Review by Frank Plowright
In many ways the key character in the Bureau for Paranormal Research and Development is Kate Corrigan. A history professor by trade, she’s the normal human accompanying the missions, a caring liaison to what are referred to as “the agents” with enhanced talents. Knowledgeable, resourceful and sympathetic, she’s also surprisingly capable when faced with the unknown.
She’s central to this story as she attempts to acquire a mystical tome that may provide the key to rectifying something that occurred in The Black Flame. She and agent Andrew Devon travel to a remote hilltop area in France to meet a dealer in antiquities with a stunning selection of arcane material. The situation, however, rapidly moves beyond her expectations and she finds herself held hostage by someone proposing a trade with the B.P.R.D.

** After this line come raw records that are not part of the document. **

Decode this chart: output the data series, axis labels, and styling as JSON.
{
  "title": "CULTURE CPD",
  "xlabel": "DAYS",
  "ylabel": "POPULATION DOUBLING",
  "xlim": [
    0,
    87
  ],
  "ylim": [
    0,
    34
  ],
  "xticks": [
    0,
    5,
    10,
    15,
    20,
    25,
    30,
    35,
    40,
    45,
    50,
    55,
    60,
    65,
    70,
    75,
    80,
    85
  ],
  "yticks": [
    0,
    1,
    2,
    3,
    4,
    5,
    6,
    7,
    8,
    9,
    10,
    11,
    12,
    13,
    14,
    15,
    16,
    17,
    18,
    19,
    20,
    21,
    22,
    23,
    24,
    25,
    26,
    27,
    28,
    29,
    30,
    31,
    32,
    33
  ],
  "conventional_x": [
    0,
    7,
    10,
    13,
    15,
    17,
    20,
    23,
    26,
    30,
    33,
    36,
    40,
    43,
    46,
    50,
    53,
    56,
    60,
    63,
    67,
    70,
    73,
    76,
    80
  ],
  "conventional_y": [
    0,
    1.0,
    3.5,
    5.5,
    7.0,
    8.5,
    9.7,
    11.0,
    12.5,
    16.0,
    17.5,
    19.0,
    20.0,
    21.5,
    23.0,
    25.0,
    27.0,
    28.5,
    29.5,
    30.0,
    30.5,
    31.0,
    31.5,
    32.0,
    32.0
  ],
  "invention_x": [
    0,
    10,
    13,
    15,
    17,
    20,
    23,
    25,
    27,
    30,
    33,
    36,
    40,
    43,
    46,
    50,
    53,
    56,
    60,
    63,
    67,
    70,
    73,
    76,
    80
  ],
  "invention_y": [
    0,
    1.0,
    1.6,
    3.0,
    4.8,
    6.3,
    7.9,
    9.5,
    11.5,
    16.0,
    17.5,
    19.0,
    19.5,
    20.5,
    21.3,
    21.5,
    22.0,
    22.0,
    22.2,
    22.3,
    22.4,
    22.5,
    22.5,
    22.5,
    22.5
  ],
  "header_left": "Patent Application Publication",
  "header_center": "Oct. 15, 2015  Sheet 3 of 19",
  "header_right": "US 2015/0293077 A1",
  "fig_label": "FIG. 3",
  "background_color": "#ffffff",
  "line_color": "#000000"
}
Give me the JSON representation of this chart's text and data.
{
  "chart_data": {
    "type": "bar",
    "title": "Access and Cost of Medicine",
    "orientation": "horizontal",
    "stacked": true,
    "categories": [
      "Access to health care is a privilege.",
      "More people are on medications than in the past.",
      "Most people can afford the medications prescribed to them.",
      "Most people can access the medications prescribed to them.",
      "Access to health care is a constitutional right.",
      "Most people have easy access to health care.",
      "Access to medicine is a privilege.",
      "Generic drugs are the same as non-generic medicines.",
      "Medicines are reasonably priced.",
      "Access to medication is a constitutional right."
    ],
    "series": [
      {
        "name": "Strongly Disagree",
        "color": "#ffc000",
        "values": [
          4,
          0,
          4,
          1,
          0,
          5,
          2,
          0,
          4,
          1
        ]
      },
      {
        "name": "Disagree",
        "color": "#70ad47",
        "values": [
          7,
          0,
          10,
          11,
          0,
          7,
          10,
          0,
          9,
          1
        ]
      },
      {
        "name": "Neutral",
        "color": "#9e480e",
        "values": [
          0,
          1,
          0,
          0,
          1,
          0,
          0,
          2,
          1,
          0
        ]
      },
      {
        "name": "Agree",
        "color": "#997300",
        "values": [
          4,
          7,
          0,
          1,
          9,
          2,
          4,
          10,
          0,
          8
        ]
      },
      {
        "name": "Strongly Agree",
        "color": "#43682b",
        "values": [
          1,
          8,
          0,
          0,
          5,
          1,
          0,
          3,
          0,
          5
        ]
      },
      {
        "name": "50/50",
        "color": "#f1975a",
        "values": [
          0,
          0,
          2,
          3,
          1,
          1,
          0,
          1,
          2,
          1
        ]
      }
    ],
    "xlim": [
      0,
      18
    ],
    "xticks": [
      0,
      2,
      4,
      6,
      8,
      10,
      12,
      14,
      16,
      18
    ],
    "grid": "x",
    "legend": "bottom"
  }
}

The other main plot thread here concerns incidents from the pasts of other agents. After two volumes the uncompromising Daimio opens up about how he arrived at his current condition, relating a story of were-jaguars in Bolivia. His revelation encourages the others to reciprocate, and one of their encounters includes a guest shot from Hellboy.
This is very much a change of pace story for the B.P.R.D. The menace of the frog creatures is sidelined for the time being, and until the finale plotters Mike Mignola and John Arcudi restrict the appearance of the supernatural to the stories being told by cast members. Mignola conceived elements of the story several years previously, initially intending to use them in Hellboy, but that never worked out, and B.P.R.D. fans should be glad of that. What Arcudi made of the plot surely works far better with Kate as the person trapped.
As ever, Guy Davis is picture perfect, whether illustrating a Wendigo on the rampage, or the faux-Georgian world in which Kate finds herself. As revealed in Davis’ sketchbook section closing the book, the costume designs for this sequence were based on those seen in Roman Polanski’s film The Fearless Vampire Killers, a favourite of Mignola’s. The sketches also convey how much thought Davis applies to his art, with four sketches of a castle that’s only seen in the glory of its prime in three panels.
Mignola also supplies a few pages at the end in which Johan and Roger have a conversation that closes a story running to this point. It’s charmingly carried out.